Closed imphil closed 4 years ago
We would need to add more repo crawlers, each specific to the service we are importing from. An added benefit is we could use service specific APIs and retrieve data more efficiently and easily without the need of cloning. Github API has nice methods for fetching the LICENSE and README files. Same is true for Gitlab and Bitbucket.
We might need to modify the new project page and add a source
field. In the source, the user would specify the service which hosts the Git repo - Github, Bitbucket, Gitlab or generic git. The source may also be auto detected from the URL that the user enters. According to the source
parameter, the appropriate repo crawler would run.
I would tend to think we should always be able to detect the hosting provider by the URL, or not?
An exception is probably Gitlab, where people may have their own server, we should maybe check if there is an efficient way to check for the API.
I would tend to think we should always be able to detect the hosting provider by the URL, or not?
Probably for 95% of cases.
An exception is probably Gitlab, where people may have their own server, we should maybe check if there is an efficient way to check for the API.
There is Github enterprise too. (But I expect that would be the case in < 0.001% of projects)

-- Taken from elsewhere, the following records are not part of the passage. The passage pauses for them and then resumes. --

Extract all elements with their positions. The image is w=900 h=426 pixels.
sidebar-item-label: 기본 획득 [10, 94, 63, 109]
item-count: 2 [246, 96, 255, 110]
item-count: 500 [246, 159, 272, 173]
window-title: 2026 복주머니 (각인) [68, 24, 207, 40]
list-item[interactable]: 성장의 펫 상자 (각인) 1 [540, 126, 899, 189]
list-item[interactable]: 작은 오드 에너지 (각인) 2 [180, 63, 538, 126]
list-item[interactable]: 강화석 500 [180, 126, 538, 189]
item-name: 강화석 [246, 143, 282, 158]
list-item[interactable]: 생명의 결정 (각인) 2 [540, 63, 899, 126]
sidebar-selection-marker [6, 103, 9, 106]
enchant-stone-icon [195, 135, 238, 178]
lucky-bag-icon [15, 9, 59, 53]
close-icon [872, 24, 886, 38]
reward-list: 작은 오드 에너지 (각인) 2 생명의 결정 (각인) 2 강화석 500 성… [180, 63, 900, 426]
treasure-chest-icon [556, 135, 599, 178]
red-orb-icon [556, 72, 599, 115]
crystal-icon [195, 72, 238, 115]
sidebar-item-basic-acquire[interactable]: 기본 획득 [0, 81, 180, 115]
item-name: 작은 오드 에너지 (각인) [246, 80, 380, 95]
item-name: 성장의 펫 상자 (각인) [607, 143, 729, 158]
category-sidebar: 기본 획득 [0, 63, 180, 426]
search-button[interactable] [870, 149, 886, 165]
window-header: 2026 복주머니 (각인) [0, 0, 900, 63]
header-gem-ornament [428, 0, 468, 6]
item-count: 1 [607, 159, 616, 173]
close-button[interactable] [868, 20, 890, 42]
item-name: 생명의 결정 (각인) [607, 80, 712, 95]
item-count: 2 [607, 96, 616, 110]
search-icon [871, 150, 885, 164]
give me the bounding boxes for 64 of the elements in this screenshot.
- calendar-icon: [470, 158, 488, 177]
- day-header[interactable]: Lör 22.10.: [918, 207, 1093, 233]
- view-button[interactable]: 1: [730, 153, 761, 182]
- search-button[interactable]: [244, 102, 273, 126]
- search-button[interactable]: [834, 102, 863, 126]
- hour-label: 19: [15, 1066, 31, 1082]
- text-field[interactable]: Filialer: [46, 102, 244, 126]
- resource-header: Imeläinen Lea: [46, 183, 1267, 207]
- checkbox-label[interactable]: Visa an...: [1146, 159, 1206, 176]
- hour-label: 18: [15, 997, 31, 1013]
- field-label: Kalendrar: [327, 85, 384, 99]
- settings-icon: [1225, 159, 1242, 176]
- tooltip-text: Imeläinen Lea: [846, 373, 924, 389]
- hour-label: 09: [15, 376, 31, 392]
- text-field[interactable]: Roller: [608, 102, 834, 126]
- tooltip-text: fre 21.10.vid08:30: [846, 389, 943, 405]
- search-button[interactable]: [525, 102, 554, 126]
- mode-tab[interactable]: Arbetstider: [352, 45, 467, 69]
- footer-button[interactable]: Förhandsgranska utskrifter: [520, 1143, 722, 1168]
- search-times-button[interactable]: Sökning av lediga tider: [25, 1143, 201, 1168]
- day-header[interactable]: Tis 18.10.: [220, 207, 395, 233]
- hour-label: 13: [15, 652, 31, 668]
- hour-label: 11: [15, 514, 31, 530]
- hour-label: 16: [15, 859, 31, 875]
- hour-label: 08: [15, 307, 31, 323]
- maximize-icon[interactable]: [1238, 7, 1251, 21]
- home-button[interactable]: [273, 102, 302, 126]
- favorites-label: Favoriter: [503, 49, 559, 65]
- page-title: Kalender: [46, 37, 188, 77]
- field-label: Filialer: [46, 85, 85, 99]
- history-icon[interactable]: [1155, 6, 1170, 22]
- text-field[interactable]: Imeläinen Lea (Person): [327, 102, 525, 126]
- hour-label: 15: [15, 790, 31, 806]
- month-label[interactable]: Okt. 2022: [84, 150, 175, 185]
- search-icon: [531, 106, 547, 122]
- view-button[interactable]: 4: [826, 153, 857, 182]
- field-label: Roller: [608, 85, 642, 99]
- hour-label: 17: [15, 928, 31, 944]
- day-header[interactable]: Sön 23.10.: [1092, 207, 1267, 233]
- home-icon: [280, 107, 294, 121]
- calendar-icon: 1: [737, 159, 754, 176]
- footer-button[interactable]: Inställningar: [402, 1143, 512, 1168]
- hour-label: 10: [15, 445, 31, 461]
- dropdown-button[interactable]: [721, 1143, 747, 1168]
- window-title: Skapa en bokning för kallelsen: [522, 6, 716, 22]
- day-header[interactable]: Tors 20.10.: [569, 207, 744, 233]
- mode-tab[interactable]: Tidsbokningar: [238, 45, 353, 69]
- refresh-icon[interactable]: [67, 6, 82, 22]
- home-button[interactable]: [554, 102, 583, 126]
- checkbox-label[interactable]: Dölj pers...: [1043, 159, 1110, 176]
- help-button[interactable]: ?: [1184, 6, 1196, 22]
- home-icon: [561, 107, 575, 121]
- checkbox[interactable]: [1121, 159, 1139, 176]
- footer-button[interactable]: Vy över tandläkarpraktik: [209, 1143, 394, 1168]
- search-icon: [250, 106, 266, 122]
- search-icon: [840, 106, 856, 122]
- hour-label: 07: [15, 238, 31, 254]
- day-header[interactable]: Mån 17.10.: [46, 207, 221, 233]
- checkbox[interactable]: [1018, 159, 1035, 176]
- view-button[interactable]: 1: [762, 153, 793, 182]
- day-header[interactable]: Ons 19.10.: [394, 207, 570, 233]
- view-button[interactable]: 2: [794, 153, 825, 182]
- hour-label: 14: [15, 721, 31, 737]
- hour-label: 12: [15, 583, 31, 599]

What I would propose is let the user select his Git provider. We can help him with auto-detecting the choice from the URL he enters, if we can. And we would then validate the choice when the user submits the form. Github and Gitlab have APIs that allow for querying the existence of projects:
We can use this to validate the following:
GH recommends using relative URLs inside markdown files, i.e. for embedded images or links to other markdown files. We should make these relative URLs absolute when importing markdown files from GH.